Got my assessment appointment ....

Hi - I joined this forum a little time ago when I was starting the assessment process. I completed some questionnaires and now have two appointments, both for 2 and a half hours one day after the other. I'm now feeling incredibly anxious - mostly that I am wasting NHS time - that I've managed up until now so why am I pursuing thing and all the reasons I had have evaporated in the face of worry and anxiety. I don't know whether to cancel. I don't know what to expect from the appointments which is making things worse. I also have a questionnaire for a family member but there is no way my family are getting involved so can't get that completed. I know the answers to the questions on it having had previous family discussions but I know that's not the same. I am not even sure what I'm asking for by posting on here just wanted to get the thoughts out somewhere. I don't know whether to proceed or not. I'm so worried that I'll go and be laughed out of the place as an attention seeker. 

Parents
  • I concur with what previous respondents have said. I went through exactly the same anxieties and "imposter syndrome" when I was waiting for my assessment; it's perfectly normal, and ironically, may be a sign of autism in itself.
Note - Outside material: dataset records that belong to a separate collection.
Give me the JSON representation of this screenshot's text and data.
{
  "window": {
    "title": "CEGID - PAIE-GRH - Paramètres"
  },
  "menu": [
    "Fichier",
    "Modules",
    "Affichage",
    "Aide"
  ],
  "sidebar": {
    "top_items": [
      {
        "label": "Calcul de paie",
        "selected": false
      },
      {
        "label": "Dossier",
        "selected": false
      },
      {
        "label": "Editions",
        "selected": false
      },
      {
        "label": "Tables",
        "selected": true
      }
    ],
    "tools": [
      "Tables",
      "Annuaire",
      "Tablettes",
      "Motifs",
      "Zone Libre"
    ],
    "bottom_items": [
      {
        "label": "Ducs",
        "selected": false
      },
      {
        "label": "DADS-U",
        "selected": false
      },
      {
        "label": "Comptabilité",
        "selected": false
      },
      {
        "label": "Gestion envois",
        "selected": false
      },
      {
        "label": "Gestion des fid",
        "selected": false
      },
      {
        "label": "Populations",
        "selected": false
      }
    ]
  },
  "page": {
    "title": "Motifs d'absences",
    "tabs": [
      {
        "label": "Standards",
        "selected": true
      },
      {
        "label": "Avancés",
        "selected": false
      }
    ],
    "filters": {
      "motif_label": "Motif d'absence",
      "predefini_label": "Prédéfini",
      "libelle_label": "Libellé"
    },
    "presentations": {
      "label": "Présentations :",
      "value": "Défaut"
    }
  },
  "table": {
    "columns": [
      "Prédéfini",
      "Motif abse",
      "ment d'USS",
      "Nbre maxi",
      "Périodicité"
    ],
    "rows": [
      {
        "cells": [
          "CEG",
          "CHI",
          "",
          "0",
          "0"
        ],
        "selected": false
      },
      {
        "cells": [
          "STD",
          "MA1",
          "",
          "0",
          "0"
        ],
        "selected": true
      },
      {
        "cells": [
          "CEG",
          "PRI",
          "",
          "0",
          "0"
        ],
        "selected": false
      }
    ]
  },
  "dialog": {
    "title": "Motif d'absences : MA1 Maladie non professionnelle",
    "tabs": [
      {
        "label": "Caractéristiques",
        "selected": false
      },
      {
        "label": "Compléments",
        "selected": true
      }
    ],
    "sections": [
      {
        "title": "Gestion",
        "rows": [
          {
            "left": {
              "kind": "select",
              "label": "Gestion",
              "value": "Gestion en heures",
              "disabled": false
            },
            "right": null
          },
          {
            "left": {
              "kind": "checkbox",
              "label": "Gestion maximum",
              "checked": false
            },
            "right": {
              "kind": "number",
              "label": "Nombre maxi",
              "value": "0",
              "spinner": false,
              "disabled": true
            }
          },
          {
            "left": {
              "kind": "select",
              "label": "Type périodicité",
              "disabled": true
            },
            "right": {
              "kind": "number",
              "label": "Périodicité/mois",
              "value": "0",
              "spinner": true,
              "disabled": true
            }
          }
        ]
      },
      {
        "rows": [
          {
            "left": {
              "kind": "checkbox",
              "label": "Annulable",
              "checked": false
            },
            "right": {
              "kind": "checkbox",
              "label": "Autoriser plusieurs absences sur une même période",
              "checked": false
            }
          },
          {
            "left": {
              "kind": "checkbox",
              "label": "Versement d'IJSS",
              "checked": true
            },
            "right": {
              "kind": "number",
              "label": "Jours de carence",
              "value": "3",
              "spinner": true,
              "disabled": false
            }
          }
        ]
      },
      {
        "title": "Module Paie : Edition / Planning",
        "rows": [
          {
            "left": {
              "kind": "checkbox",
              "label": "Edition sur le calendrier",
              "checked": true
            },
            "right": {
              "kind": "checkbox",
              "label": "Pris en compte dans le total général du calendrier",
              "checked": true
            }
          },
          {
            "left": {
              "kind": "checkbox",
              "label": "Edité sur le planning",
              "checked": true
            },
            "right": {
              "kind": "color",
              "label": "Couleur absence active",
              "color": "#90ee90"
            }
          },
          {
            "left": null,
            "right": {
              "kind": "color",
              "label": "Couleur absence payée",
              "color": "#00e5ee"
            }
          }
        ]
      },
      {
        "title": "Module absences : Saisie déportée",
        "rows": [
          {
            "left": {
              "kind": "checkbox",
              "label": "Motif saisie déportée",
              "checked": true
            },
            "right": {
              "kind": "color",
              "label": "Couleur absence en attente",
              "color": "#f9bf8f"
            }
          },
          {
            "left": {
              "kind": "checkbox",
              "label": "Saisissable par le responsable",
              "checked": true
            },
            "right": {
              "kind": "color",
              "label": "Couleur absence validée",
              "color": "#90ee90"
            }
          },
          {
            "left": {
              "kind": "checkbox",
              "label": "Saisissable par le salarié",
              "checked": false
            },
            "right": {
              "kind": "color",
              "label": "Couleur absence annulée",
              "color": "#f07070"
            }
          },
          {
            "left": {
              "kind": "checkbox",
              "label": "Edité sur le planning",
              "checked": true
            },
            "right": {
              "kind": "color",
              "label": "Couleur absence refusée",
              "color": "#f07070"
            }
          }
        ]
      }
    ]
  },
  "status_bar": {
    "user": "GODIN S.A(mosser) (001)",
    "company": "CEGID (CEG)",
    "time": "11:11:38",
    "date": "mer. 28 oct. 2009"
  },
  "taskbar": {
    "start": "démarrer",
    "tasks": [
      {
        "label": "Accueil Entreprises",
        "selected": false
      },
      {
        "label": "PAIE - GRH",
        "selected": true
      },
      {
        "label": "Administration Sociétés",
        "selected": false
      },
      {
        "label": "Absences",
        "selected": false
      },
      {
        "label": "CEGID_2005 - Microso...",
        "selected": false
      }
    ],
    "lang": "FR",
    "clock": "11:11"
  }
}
    My experience of the assessment process was great. Once I'd overcome my initial nerves, it was wonderful to speak with someone who understood what I was talking about and took the way that I described the workings of my mind at face value. The process felt much more relaxed than I thought it would be, and it was made clear that I could take a break at any point if I started to feel a bit overwhelmed (I didn't though). It was much more like the kind of conversation about my thoughts that I'd always wished I was able to have IRL, and not at all like an interrogation or test.

    Lack of family involvement is quite common, whether because of estrangement, lack of cooperation, or no-one being available. I have never spoken to anyone who has been denied a diagnosis on these grounds; at worst (as in my case) it might simply be noted that there is some ambiguity about language delays, which for "Aspergers type" autism in adulthood is a moot point anyway. It's a situation that the assessors are likely to have encountered many times before.